Director: Colin Trevorrow
Cast: Lee Pace, Naomi Watts, Jacob Tremblay, Dean Norris, Maddie Ziegler, Sarah Silverman
Running Time: 105 mins
Release Date: 23/06/2017
The underbelly of American suburbia is the heartland of cinematic conflict, with much potential for psychological analysis and assessment. At its best, it can provide some memorably profound and enlightening moments of cinema. AMERICAN BEAUTY’s mantra of LOOK-ing CLOSER at the world lay the foundation for a classic assessment of dysfunction that could be both hilarious and darkly honest.
Colin Trevorrow‘s latest film THE BOOK OF HENRY encapsulates the resonance of Sam Mendes’ drama and cross-pollinates the story with a dash of mystery and detective genres. Naomi Watts plays Susan Carpenter, a single-mother and waitress bringing up her two sons, Henry (Jaeden Lieberher) and Peter (Jacob Tremblay).
Henry is an incredibly gifted and intelligent boy with a talent for quirky inventions in the oddball tree-house in the family garden. Henry has a bond with the next-door neighbour’s step-daughter and school-friend Christina (Maddie Ziegler), whilst Susan seems to contend herself after work with computer games and wants Henry to goof around more rather than focus on intellectual pursuits. Susan’s friend and fellow co-worker Sheila (Sarah Silverman) is another who is struggling to get by, but whom finds solace in their friendship and bond.
However, Henry senses that there is something darker going on in Christina’s home with allegations of child abuse and refers the matter to a cynical and disbelieving school counsellor, who refuses to take action, leaving Henry to take matters into his own hands. However, Henry has been documenting all sorts of observations in a journal, the book of the title, which will soon provide the key amidst imminent tragedy….

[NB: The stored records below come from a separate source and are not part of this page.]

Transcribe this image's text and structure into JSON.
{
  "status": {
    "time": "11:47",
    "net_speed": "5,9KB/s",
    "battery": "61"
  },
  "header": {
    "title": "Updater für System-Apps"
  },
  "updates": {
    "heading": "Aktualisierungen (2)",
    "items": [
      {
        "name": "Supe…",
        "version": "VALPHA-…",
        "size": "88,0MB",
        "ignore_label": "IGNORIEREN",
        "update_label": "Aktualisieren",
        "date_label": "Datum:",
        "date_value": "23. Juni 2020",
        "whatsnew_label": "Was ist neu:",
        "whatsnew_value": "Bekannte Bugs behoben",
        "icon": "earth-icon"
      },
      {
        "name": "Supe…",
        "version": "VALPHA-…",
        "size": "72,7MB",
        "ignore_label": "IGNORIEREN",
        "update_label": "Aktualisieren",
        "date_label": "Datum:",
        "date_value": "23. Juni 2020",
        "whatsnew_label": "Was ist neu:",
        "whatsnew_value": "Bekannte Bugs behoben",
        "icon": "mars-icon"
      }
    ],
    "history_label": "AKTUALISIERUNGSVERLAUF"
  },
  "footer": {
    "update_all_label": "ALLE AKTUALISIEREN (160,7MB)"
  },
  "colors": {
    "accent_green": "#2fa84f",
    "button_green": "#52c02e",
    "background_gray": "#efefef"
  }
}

Like other insightful coming-of-age dramas, the strength of THE BOOK OF HENRY can be credited to the three central performances of the children. The chemistry is winning on all fronts from a core group of talents who are destined to achieve bigger things in the future. Tremblay fulfils the promise he showed opposite Brie Larson in ROOM and Lieberher and Ziegler have made a very promising contribution to the film. Watts evokes the resonance here that she did with 21 GRAMS as a mother torn between her own desire to find love and the love she has for her children.
THE BOOK OF HENRY, however, is a movie you should enjoy in the moment and allow it to enchant you with what its objectives are. You may in hindsight find things to criticize or fault, but its mix of comedy and drama is sensitively executed and you will fall in love with the young cast as much as Susan does.